Exchange traded funds that track rate sensitive sectors, such as utilities and real estate investment trusts, are under pressure as the ongoing bond rout pushed Treasury yields to their highest level in four months.

Yields on benchmark 10-year Treasury notes are not hovering around 1.86% after rising 22 basis points since the start of the month.

“You have more and more signs of an upward trend in inflation, and this is one risk that markets are not pricing,” Franck Dixmier, global head of fixed income at Allianz Global Investors, told the Wall Street Journal.

Bonds are sensitive to inflationary pressures as rising consumer prices make both the income and principle worth less over time.

The improving economy has also fueled expectations for a Federal Reserve interest rate hike in its upcoming December meeting.

“People are starting to look at interest rates and where they are, and they are getting a little nervous,” Charles Comiskey, head of Treasury trading in New York at Bank of Nova Scotia, told Bloomberg. “What you are seeing is what you haven’t seen in some time – lower pricing is attracting selling.”

Consequently, with yields rising, more rate sensitive market sectors are beginning to weaken.

On Thursday, the Vanguard REIT ETF (NYSEArca: VNQ) fell 2.5%, SPDR Dow Jones REIT ETF (NYSEArca: RWR) dropped 2.4% and iShares Dow Jones US Real Estate Index Fund (NYSEArca: IYR) declined 2.2%.

[related_stories]

REITs, which are traditionally popular for their attractive dividend yields, have been under pressure as improved U.S. economic data fueled inflationary pressures and speculation of a pending Federal Reserve interest rate hike. When interest rates rise, REITs’ interest payments go up, so the companies have less cash flow available for dividends. The high dividends in REITs are attractive in a low-rate environment but are less enticing once safer Treasuries show higher rates.

Meanwhile, the Utilities Select Sector SPDR (NYSEArca: XLU) decreased 0.8%, Vanguard Utilities ETF (NYSEArca: VPU) was down 0.6% and First Trust Utilities AlphaDEX Fund (NYSEArca: FXU) was 0.6% lower on Thursday.

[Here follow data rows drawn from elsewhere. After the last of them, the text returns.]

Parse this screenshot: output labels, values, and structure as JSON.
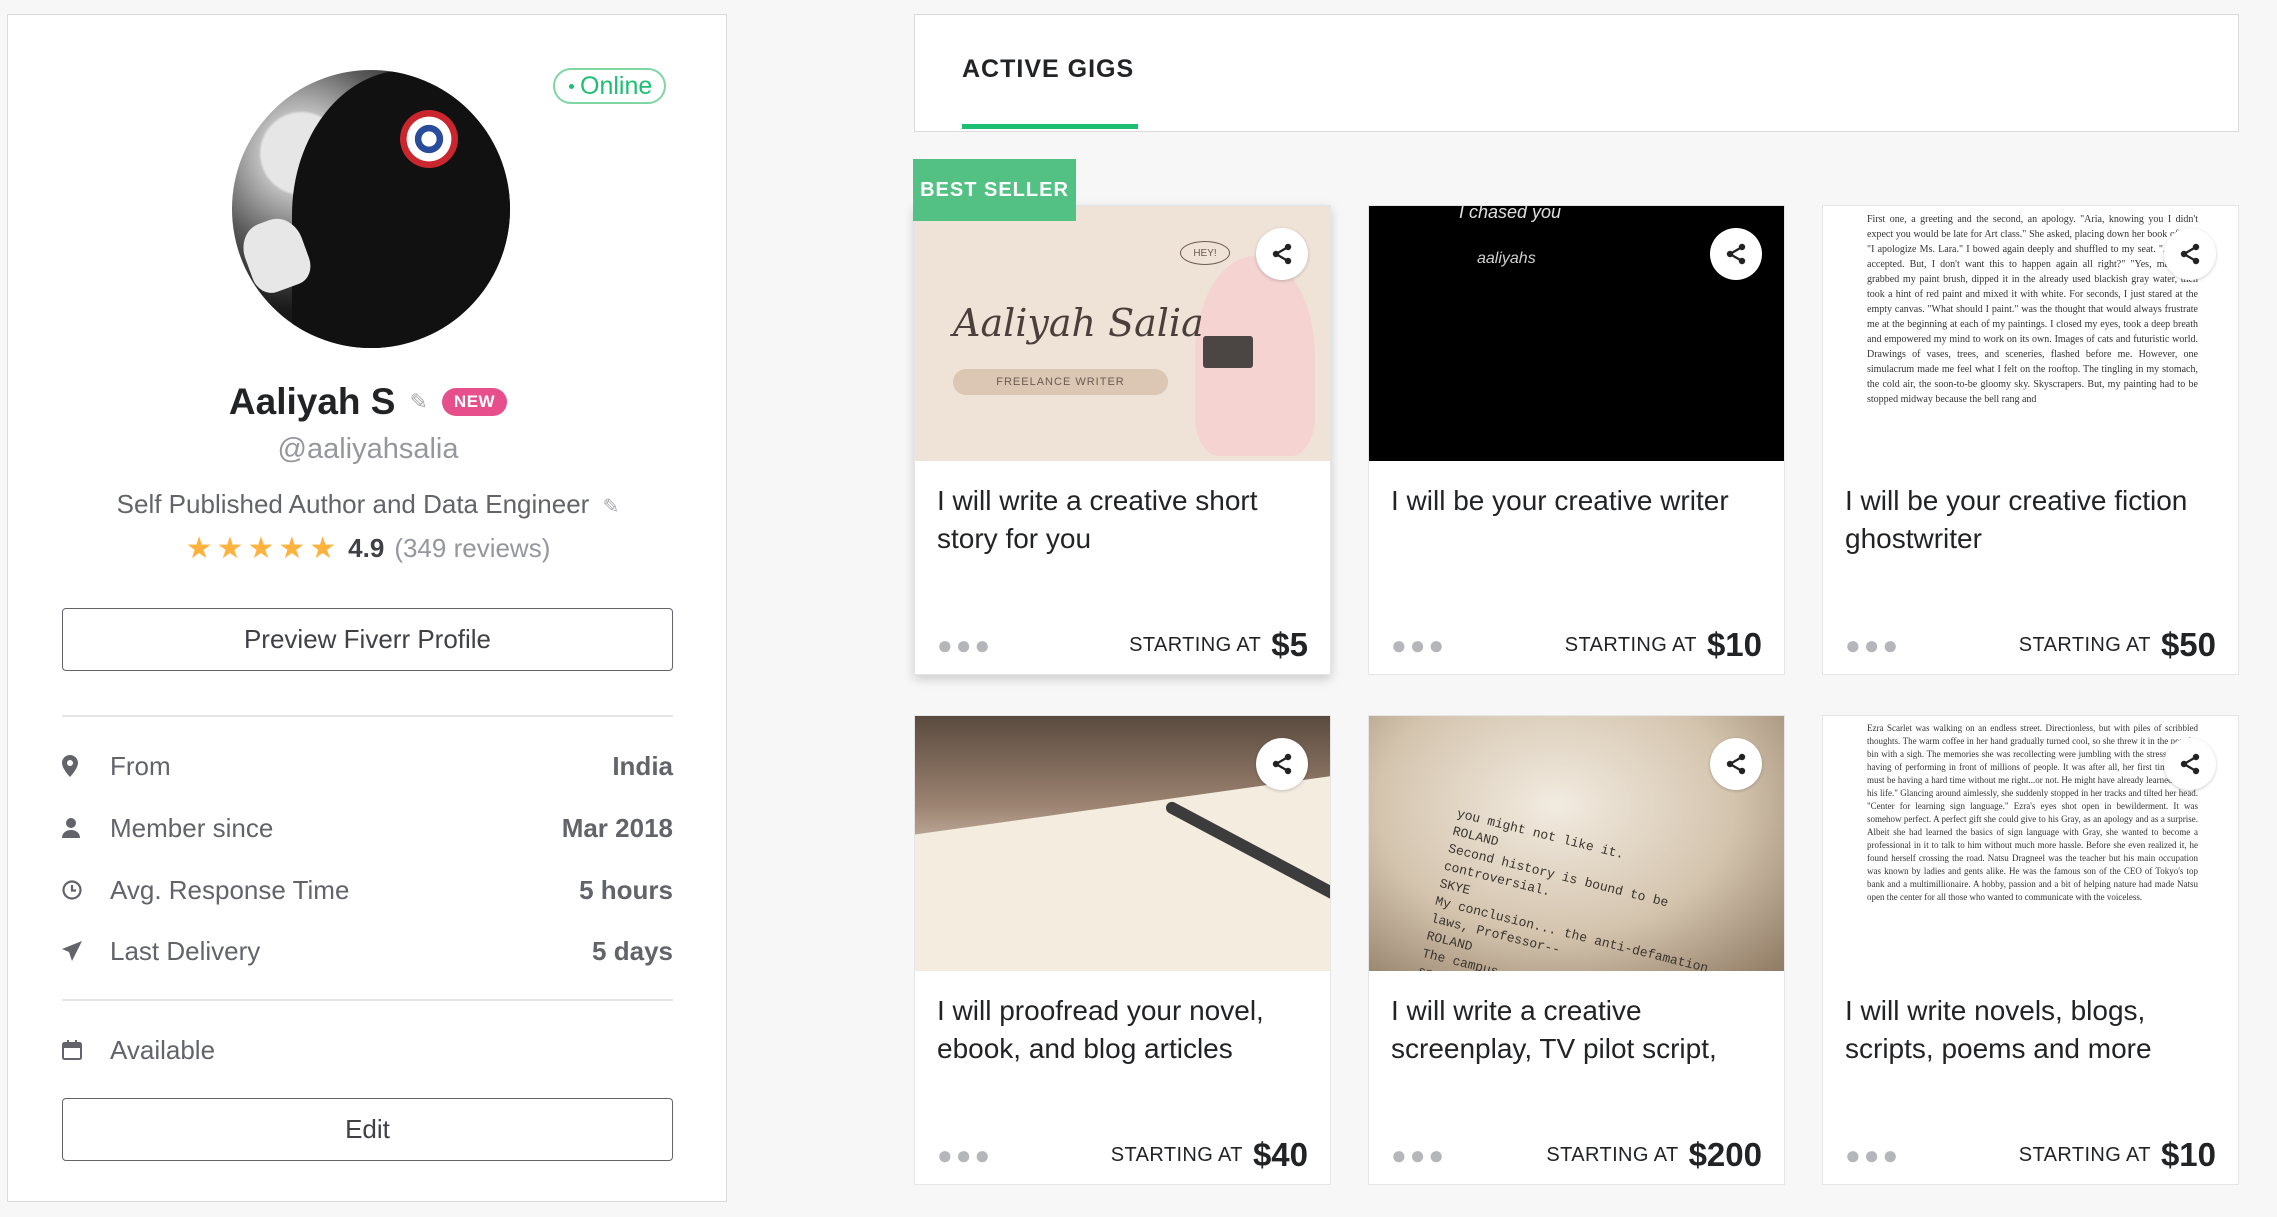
{
  "profile": {
    "status": "Online",
    "name": "Aaliyah S",
    "badge": "NEW",
    "username": "@aaliyahsalia",
    "tagline": "Self Published Author and Data Engineer",
    "rating": "4.9",
    "reviews": "(349 reviews)",
    "stars": 5,
    "preview_button": "Preview Fiverr Profile",
    "stats": {
      "from": {
        "label": "From",
        "value": "India",
        "icon": "location-pin-icon"
      },
      "member": {
        "label": "Member since",
        "value": "Mar 2018",
        "icon": "user-icon"
      },
      "response": {
        "label": "Avg. Response Time",
        "value": "5 hours",
        "icon": "clock-icon"
      },
      "delivery": {
        "label": "Last Delivery",
        "value": "5 days",
        "icon": "send-icon"
      }
    },
    "availability": {
      "label": "Available",
      "icon": "calendar-icon"
    },
    "edit_button": "Edit"
  },
  "tabs": {
    "active": "ACTIVE GIGS"
  },
  "best_seller_label": "BEST SELLER",
  "starting_at_label": "STARTING AT",
  "gigs": [
    {
      "title": "I will write a creative short story for you",
      "price": "$5"
    },
    {
      "title": "I will be your creative writer",
      "price": "$10"
    },
    {
      "title": "I will be your creative fiction ghostwriter",
      "price": "$50"
    },
    {
      "title": "I will proofread your novel, ebook, and blog articles",
      "price": "$40"
    },
    {
      "title": "I will write a creative screenplay, TV pilot script,",
      "price": "$200"
    },
    {
      "title": "I will write novels, blogs, scripts, poems and more",
      "price": "$10"
    }
  ],
  "thumbnails": {
    "gig1_title": "Aaliyah Salia",
    "gig1_subtitle": "FREELANCE WRITER",
    "gig1_bubble": "HEY!",
    "gig2_line1": "I chased you",
    "gig2_line2": "aaliyahs",
    "gig3_text": "First one, a greeting and the second, an apology. \"Aria, knowing you I didn't expect you would be late for Art class.\" She asked, placing down her book of arts. \"I apologize Ms. Lara.\" I bowed again deeply and shuffled to my seat. \"Apology accepted. But, I don't want this to happen again all right?\" \"Yes, ma'am.\" I grabbed my paint brush, dipped it in the already used blackish gray water, then took a hint of red paint and mixed it with white. For seconds, I just stared at the empty canvas. \"What should I paint.\" was the thought that would always frustrate me at the beginning at each of my paintings. I closed my eyes, took a deep breath and empowered my mind to work on its own. Images of cats and futuristic world. Drawings of vases, trees, and sceneries, flashed before me. However, one simulacrum made me feel what I felt on the rooftop. The tingling in my stomach, the cold air, the soon-to-be gloomy sky. Skyscrapers. But, my painting had to be stopped midway because the bell rang and",
    "gig5_text": "you might not like it.\nROLAND\nSecond history is bound to be\ncontroversial.\nSKYE\nMy conclusion... the anti-defamation\nlaws, Professor--\nROLAND\nThe campus, even a virtual one, is a\nspeech zone. I want to hear your\nopinions on the war, Washington's\neffects. Everything.",
    "gig6_text": "Ezra Scarlet was walking on an endless street. Directionless, but with piles of scribbled thoughts. The warm coffee in her hand gradually turned cool, so she threw it in the near-by bin with a sigh. The memories she was recollecting were jumbling with the stress she was having of performing in front of millions of people. It was after all, her first time. \"Gray must be having a hard time without me right...or not. He might have already learned to live his life.\" Glancing around aimlessly, she suddenly stopped in her tracks and tilted her head. \"Center for learning sign language.\" Ezra's eyes shot open in bewilderment. It was somehow perfect. A perfect gift she could give to his Gray, as an apology and as a surprise. Albeit she had learned the basics of sign language with Gray, she wanted to become a professional in it to talk to him without much more hassle. Before she even realized it, he found herself crossing the road. Natsu Dragneel was the teacher but his main occupation was known by ladies and gents alike. He was the famous son of the CEO of Tokyo's top bank and a multimillionaire. A hobby, passion and a bit of helping nature had made Natsu open the center for all those who wanted to communicate with the voiceless."
  },
  "colors": {
    "accent_green": "#1dbf73",
    "best_seller_green": "#53c184",
    "new_badge_pink": "#e64f8c",
    "star_yellow": "#ffb33e"
  }
}
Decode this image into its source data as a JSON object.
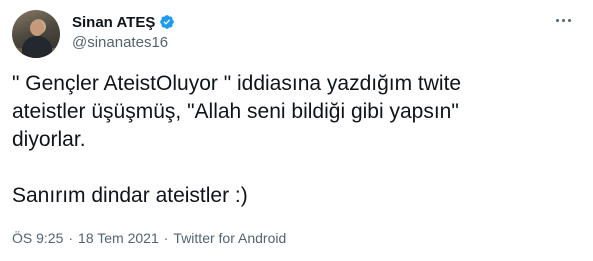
{
  "author": {
    "display_name": "Sinan ATEŞ",
    "handle": "@sinanates16",
    "verified": true
  },
  "tweet": {
    "lines_paragraph1": [
      "\" Gençler AteistOluyor \" iddiasına yazdığım twite",
      "ateistler üşüşmüş, \"Allah seni bildiği gibi yapsın\"",
      "diyorlar."
    ],
    "paragraph2": "Sanırım dindar ateistler :)"
  },
  "meta": {
    "time": "ÖS 9:25",
    "date": "18 Tem 2021",
    "source": "Twitter for Android",
    "separator": "·"
  },
  "colors": {
    "verified_badge": "#1d9bf0",
    "secondary_text": "#536471",
    "primary_text": "#0f1419"
  },
  "icons": {
    "verified": "verified-badge-icon",
    "more": "more-options-icon"
  }
}
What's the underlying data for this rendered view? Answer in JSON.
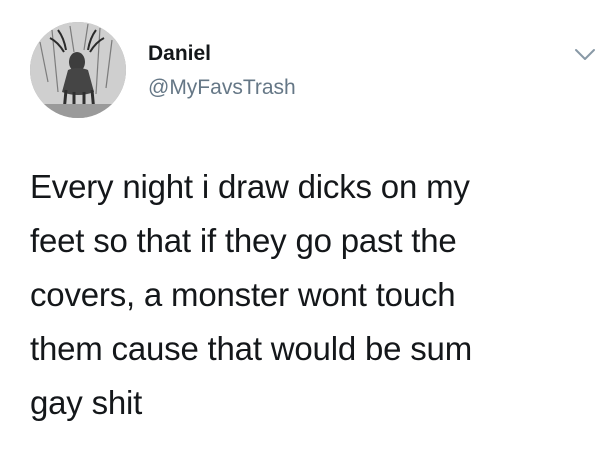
{
  "tweet": {
    "author": {
      "name": "Daniel",
      "handle": "@MyFavsTrash",
      "avatar_icon": "deer-photo-avatar"
    },
    "menu_icon": "chevron-down-icon",
    "text_lines": [
      "Every night i draw dicks on my",
      "feet so that if they go past the",
      "covers, a monster wont touch",
      "them cause that would be sum",
      "gay shit"
    ]
  },
  "colors": {
    "text": "#14171a",
    "secondary": "#657786",
    "background": "#ffffff"
  }
}
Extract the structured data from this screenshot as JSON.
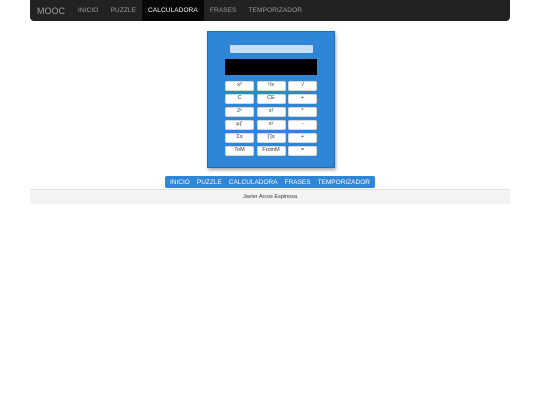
{
  "navbar": {
    "brand": "MOOC",
    "items": [
      {
        "label": "INICIO",
        "active": false
      },
      {
        "label": "PUZZLE",
        "active": false
      },
      {
        "label": "CALCULADORA",
        "active": true
      },
      {
        "label": "FRASES",
        "active": false
      },
      {
        "label": "TEMPORIZADOR",
        "active": false
      }
    ]
  },
  "calculator": {
    "display_value": "",
    "keys": [
      [
        "x²",
        "¹/x",
        "√"
      ],
      [
        "C",
        "CE",
        "+"
      ],
      [
        "2ⁿ",
        "x!",
        "*"
      ],
      [
        "μƒ",
        "xʸ",
        "-"
      ],
      [
        "Σx",
        "∏x",
        "+"
      ],
      [
        "ToM",
        "FromM",
        "="
      ]
    ]
  },
  "bottom_nav": {
    "items": [
      "INICIO",
      "PUZZLE",
      "CALCULADORA",
      "FRASES",
      "TEMPORIZADOR"
    ]
  },
  "footer": {
    "author": "Javier Arcos Espinosa"
  },
  "colors": {
    "navbar_bg": "#222222",
    "accent_blue": "#2f86d6",
    "display_bg": "#000000"
  }
}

The bond-esque utilities sector has also weakened alongside the fixed-income market as Treasury yields rose on the Fed outlook and inflationary pressures. Once the Fed eventually hikes interest rates, the higher rates will make fixed-income instruments more attractive on a relative basis, and bond-like equities, like utilities, less enticing. Consequently, utilities may remain flat or underperform other segments of the equities market once rates start ticking higher.